Article written by: Andrea Meleri
The digital economy is growing fast, and the global pandemic has accelerated its rise. Digital platforms have now invaded every area of our lives, private and otherwise, at a frightening speed, so much so that it seems like decades since the advent of the first smartphones or the first social networks, when in reality it is just over 10 years since we began making daily use of digital tools. Despite this, public actors, both national and supranational, still have not been able to respond, in a comprehensive manner, to the economic, legal and political challenges that these new tools have imposed.
Regulation of digital platforms: European Union at the forefront
The importance of this issue is well represented by the difficulties in reaching a solution that is both equal and satisfactory for all the players involved. The G20 and the Organisation for Economic Co-operation and Development (OECD) have been taking the initiative to reach an agreement on digital tax for several years now, especially from an economic point of view, but negotiations broke down last summer. In fact, the U.S. notified its European partners that it wanted to temporarily suspend work on the Global Digital Tax.
On the legal side, European legislators are working on the introduction of new digital legislation, the Digital Services Act (DSA) and the Digital Markets Act (DMA), which will update the current legislation, which dates back to 2000 (eCommerce Directive), reducing the gap with the reality of the digital world. The European Commission put forward two proposals in March 2018, and it seems that this, or the next, could be the right years for the conclusion of the work. Considering also the recent statements of the European Commissioner for the Economy Paolo Gentiloni , according to whom, if by the end of the first half of 2021 a solution will not be reached in the OECD, the European Commission will present its proposal.
What are DSA and DMA:
The Digital Services Act, as explained on the European Commission’s website , makes significant improvements in mechanisms for removing illegal content and effectively protecting the fundamental rights of online users, including freedom of speech. The legislation mainly refers to those platforms that reach more than 10% of the EU population (besides Google, Amazon, Facebook and Apple there are others). The new rules would, among other things, give users the ability to challenge the removal of content by platforms and provide them with clear information about why content is being recommended. Analyzing the other side of the coin, the obligation for platforms would be to explain how certain content is removed, how ads are shown and report who shows the content.
The conditional is used for a simple reason: the proposal made by the Commission must now go through the European Parliament and the Council, and during the legislative process the proposal may undergo changes. The same applies to the Digital Market Act, whose purpose is to act ex-ante. Referring once again to the website of the European Commission, the regulation intends to introduce a series of objective criteria to define online platforms that have the characteristics of “gatekeepers”, i.e. that control an essential facility (i.e. an asset indispensable for competitors to operate in the market). The aim is to encourage competition, obliging them to share data with competitors, prohibiting the use of non-public information belonging to users to compete unfairly, encouraging greater connection between consumers and businesses operating on the platform.
The political and economic fallout:
On the economic level, the reasons for introducing a tax on digital platforms concern, once again, the inadequacy of current legislation.

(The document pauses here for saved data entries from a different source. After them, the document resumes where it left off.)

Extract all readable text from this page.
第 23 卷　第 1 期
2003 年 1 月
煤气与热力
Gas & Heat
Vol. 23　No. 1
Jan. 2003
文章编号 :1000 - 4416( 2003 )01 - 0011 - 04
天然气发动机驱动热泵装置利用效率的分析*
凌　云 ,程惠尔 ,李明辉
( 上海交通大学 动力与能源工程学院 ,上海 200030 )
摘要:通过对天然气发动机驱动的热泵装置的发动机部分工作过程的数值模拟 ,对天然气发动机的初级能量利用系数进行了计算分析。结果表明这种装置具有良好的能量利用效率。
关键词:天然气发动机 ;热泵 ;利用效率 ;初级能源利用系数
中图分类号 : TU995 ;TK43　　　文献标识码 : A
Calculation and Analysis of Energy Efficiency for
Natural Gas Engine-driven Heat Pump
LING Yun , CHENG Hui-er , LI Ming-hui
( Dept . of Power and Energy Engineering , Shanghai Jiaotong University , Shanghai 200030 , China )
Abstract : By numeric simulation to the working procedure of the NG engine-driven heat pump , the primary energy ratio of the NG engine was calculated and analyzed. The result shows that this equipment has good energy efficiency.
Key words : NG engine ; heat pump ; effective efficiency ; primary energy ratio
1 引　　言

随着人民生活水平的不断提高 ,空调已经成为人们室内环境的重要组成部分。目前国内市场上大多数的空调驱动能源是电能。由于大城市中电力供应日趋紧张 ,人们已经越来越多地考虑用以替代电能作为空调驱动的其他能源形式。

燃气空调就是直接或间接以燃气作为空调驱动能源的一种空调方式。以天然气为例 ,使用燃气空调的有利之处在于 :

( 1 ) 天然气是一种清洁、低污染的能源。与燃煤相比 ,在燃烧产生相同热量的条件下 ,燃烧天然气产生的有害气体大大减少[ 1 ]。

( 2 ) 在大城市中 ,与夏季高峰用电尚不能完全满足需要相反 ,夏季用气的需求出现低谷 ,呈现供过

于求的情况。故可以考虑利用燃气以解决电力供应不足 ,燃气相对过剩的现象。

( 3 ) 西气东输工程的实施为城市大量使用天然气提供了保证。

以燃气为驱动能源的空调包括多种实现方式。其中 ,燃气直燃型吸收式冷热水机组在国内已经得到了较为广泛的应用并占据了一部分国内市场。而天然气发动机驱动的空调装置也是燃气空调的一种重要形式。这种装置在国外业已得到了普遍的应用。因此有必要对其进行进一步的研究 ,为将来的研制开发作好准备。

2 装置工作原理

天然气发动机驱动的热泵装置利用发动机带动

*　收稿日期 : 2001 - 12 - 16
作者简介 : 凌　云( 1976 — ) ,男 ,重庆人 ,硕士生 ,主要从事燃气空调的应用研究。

At present, in fact, taxation is linked to the place where all or part of the company’s activities are physically carried out, and this has proved to be anachronistic, for different reasons: first of all, it is difficult to establish the tax presence of some companies, given that the digital services provided by these types of companies require a minimum physical presence in a given tax jurisdiction.
Secondly, within the digital business it is unclear how and where economic value is created from the use of data collected by Big Tech (not by chance, today we are talking about the phenomenon of datafication, i.e. the collection of data without a specific purpose, but to be used as a bargaining chip to be sold to third parties). The nine European rules, if approved, will not give discounts to digital platforms: in case of violations, in fact, fines of up to 10% of the company’s total annual worldwide turnover and penalties of up to 5% of the average daily turnover are foreseen.
From the political point of view, the signal that comes is strong and has a double meaning. First of all, it is important that the European Union does not go in random order on the subject, thus avoiding showing itself once again to be weak and fragmented on decisive issues, but, on the contrary, an actor able to pursue common goals and interests (even if, by the way, we must remember the unilateral initiatives of France, Italy and Hungary in introducing their own digital tax).
To this we must add that the aforementioned Directive on eCommerce, which does not make the platforms responsible for the content conveyed and the products sold, has had repercussions on the quality of democratic debate, encouraging the spread of fake news and polarization of political confrontation.
Democracy, in fact, is not only a matter of quantity, but also of quality, and clearer rules will help to transform the web into a useful tool for the democratic context. Digital technology has now pervaded every aspect of our days, but we are still not totally capable of having a fruitful “confrontation” with it. Like any new tool, it is necessary to learn how to use it and to know its strengths and weaknesses.